The Department for Environment, Food and Rural Affairs (Defra) leads a campaign to promote British food, but it has recently emerged that their headquarters sources 44% of its food from overseas producers.
Shadow environment, food and rural affairs minister Nick Smith described the findings as "disappointing and surprising".
Defra established the "Great British Food Unit" earlier this year in an attempt to "turbo charge" UK food exports. Environment Secretary Liz Truss has pledged to ensure British produce is "people's first choice to eat here and abroad".
But in response to a written parliamentary question from Smith, Defra confirmed its London HQ at Nobel House sourced 56% of food from British producers between January and March this year - just a 4% increase on the previous three-month period.
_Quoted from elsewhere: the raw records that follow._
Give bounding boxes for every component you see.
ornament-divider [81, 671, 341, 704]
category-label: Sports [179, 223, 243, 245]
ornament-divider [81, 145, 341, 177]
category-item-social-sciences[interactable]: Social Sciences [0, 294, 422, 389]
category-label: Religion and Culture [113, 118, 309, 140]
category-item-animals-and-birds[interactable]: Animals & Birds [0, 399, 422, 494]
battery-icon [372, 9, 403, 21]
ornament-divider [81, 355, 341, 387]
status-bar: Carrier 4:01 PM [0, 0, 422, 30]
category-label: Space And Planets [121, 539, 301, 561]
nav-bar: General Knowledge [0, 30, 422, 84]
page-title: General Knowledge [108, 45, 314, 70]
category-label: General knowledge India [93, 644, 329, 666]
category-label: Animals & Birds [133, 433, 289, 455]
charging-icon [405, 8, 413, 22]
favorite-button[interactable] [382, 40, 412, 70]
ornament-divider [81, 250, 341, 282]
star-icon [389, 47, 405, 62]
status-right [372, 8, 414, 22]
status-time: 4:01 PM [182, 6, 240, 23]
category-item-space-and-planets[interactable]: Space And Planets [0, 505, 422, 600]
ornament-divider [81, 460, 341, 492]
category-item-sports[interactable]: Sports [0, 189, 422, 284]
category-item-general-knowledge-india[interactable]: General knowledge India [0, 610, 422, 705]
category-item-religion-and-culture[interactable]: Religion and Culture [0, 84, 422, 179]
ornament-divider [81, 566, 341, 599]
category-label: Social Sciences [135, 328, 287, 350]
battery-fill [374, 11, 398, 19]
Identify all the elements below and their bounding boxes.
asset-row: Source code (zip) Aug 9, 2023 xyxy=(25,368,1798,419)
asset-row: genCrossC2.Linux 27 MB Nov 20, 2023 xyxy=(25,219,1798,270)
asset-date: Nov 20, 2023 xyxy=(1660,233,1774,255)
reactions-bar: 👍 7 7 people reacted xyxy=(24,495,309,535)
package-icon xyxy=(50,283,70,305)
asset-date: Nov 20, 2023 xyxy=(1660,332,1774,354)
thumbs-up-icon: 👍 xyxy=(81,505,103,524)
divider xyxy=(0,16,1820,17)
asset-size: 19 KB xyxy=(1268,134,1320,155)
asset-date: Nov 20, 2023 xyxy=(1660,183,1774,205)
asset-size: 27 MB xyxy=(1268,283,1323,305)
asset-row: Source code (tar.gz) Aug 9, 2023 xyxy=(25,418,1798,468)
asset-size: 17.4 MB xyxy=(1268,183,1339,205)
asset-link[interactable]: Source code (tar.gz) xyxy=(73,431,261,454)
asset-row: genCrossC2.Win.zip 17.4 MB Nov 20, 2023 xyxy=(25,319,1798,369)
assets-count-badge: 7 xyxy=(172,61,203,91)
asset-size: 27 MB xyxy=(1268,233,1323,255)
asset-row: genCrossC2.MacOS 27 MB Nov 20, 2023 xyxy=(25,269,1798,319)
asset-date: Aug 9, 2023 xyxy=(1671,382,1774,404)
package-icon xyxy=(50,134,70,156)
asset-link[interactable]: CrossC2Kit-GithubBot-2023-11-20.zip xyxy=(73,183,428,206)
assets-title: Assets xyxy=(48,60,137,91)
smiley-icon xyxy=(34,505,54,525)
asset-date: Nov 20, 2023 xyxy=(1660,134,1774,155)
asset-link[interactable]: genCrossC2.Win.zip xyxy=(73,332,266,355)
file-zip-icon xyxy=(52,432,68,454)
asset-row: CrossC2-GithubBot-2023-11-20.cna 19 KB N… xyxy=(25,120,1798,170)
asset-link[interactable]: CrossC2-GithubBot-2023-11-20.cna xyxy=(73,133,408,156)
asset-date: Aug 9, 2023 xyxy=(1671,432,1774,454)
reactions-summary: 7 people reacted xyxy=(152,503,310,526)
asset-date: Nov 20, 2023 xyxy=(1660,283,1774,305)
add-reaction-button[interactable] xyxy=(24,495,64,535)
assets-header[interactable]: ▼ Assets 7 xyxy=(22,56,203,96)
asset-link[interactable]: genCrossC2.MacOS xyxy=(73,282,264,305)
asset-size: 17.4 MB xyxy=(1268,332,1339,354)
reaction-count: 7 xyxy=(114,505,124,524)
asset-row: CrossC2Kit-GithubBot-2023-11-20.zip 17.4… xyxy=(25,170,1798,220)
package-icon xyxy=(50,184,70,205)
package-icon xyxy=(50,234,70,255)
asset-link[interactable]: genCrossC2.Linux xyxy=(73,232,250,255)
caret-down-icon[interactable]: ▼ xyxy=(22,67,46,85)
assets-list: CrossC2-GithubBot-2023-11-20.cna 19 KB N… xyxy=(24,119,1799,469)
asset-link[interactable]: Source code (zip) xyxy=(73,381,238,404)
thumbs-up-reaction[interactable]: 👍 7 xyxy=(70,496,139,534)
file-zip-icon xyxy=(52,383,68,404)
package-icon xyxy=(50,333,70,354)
The Labour minister told the Press Association: "(Food and Farming Minister George Eustice) has put this out there on the last day of Parliament hoping someone isn't looking because he knows the figure is too low and the improvement too small.''
A Defra spokesperson said: “Defra is committed to buying British, which is where 100% of our bacon, sausages, beef, lamb, turkey, cabbage, cauliflowers, swede, carrots, milk and yoghurt come from. We also promote in season British fruit and veg.
“While there will always be foods we have to import, like bananas, tea and coffee, we know more can be done which is why central government have committed to buying fresh, locally sourced, seasonal food by 2017 and Defra launched The Great British Food Campaign to get more people across the country buying British.”